Market volatility and foreign exchange intervention in EMEs: what has changed?

BIS Papers  |  No 73  | 
22 October 2013

Huge swings in capital flows to and from emerging market economies (EMEs) over the past five years have led many countries to re-examine their foreign exchange market intervention strategies. Quite unlike their experiences in the early 2000s, several countries that had at different times resisted appreciation pressures suddenly found themselves having to intervene against strong depreciation pressures.

This volume, summarising the discussion and papers presented at the meeting of Deputy Governors of major EMEs in Basel on 21-22 February 2013, addresses three questions. First, what is the role of a flexible exchange rate in stabilising the economy and promoting financial development while preserving stability? Second, how have the motives and strategy behind the interventions changed since the 2008 global financial crisis? Finally, is intervention effective and, if so, how can its efficacy be measured?

The general conclusion is that a flexible exchange rate can play a crucial role in smoothing output volatility in EMEs. But a highly volatile exchange rate can increase output volatility and itself become a source of vulnerability. Most official forex interventions in recent years have aimed to stem volatility, rather than to achieve a particular exchange rate. The majority view was that exchange rate intervention needs to be consistent with the monetary policy stance. Persistent, one-sided intervention, associated with a sharp expansion of central bank and commercial bank balance sheets, creates risks for the economy.
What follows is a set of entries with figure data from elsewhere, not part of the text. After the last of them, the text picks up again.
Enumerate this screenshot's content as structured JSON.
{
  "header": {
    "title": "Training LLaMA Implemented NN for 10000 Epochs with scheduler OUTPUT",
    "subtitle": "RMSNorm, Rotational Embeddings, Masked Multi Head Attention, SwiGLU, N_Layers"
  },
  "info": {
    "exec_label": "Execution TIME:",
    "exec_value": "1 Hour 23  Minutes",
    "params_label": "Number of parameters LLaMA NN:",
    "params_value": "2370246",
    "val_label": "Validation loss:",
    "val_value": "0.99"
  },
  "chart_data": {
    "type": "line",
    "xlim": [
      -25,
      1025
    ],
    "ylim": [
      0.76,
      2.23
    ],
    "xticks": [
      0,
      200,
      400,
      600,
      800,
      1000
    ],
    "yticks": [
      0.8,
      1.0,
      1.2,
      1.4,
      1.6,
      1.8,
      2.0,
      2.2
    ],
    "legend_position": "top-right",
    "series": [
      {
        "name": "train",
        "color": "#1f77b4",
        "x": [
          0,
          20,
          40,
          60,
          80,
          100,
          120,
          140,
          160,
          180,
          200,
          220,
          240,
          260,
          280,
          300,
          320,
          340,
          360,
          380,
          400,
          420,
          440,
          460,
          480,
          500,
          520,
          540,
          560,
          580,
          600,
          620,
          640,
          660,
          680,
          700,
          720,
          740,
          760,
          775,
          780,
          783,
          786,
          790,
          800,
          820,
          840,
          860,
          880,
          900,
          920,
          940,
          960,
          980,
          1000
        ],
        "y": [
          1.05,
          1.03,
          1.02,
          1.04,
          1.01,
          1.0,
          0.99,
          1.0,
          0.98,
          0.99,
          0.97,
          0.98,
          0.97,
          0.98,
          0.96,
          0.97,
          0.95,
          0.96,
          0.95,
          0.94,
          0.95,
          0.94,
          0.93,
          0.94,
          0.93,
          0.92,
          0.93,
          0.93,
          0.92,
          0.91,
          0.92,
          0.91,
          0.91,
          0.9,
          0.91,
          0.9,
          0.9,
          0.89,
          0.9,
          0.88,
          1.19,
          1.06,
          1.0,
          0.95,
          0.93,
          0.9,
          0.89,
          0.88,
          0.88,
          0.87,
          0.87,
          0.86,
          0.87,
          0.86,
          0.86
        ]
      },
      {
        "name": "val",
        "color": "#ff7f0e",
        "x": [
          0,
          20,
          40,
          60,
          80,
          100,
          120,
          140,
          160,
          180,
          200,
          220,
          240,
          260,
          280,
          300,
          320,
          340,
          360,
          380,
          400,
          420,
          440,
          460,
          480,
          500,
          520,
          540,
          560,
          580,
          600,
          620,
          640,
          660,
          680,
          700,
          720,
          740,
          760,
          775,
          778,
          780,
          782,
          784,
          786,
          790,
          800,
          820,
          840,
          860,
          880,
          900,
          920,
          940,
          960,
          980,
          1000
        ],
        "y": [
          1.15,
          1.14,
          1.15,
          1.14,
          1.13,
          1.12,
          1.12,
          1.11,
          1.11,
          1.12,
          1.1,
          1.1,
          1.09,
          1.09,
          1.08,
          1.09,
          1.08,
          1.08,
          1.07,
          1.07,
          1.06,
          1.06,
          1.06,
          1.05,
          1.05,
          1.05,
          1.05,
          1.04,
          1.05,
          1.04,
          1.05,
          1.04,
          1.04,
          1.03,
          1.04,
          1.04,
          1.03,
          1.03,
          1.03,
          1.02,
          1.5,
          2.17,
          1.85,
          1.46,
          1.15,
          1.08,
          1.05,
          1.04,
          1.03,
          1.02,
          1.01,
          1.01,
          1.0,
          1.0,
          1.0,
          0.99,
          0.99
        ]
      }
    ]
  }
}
Yet there was no consensus about the effectiveness of forex intervention. Whereas intervention was viewed as an instrument that could in principle curb forex volatility and support market functioning, many participants were sceptical about its effectiveness in practice. While intervention may work mainly through the signalling channel, some of its effectiveness may be due to the fact that it was combined with other measures to moderate capital flows or prevent the build-up of certain positions in the foreign exchange market. In several cases, intervention had no persistent effects on the exchange rate and might have even exacerbated exchange rate volatility.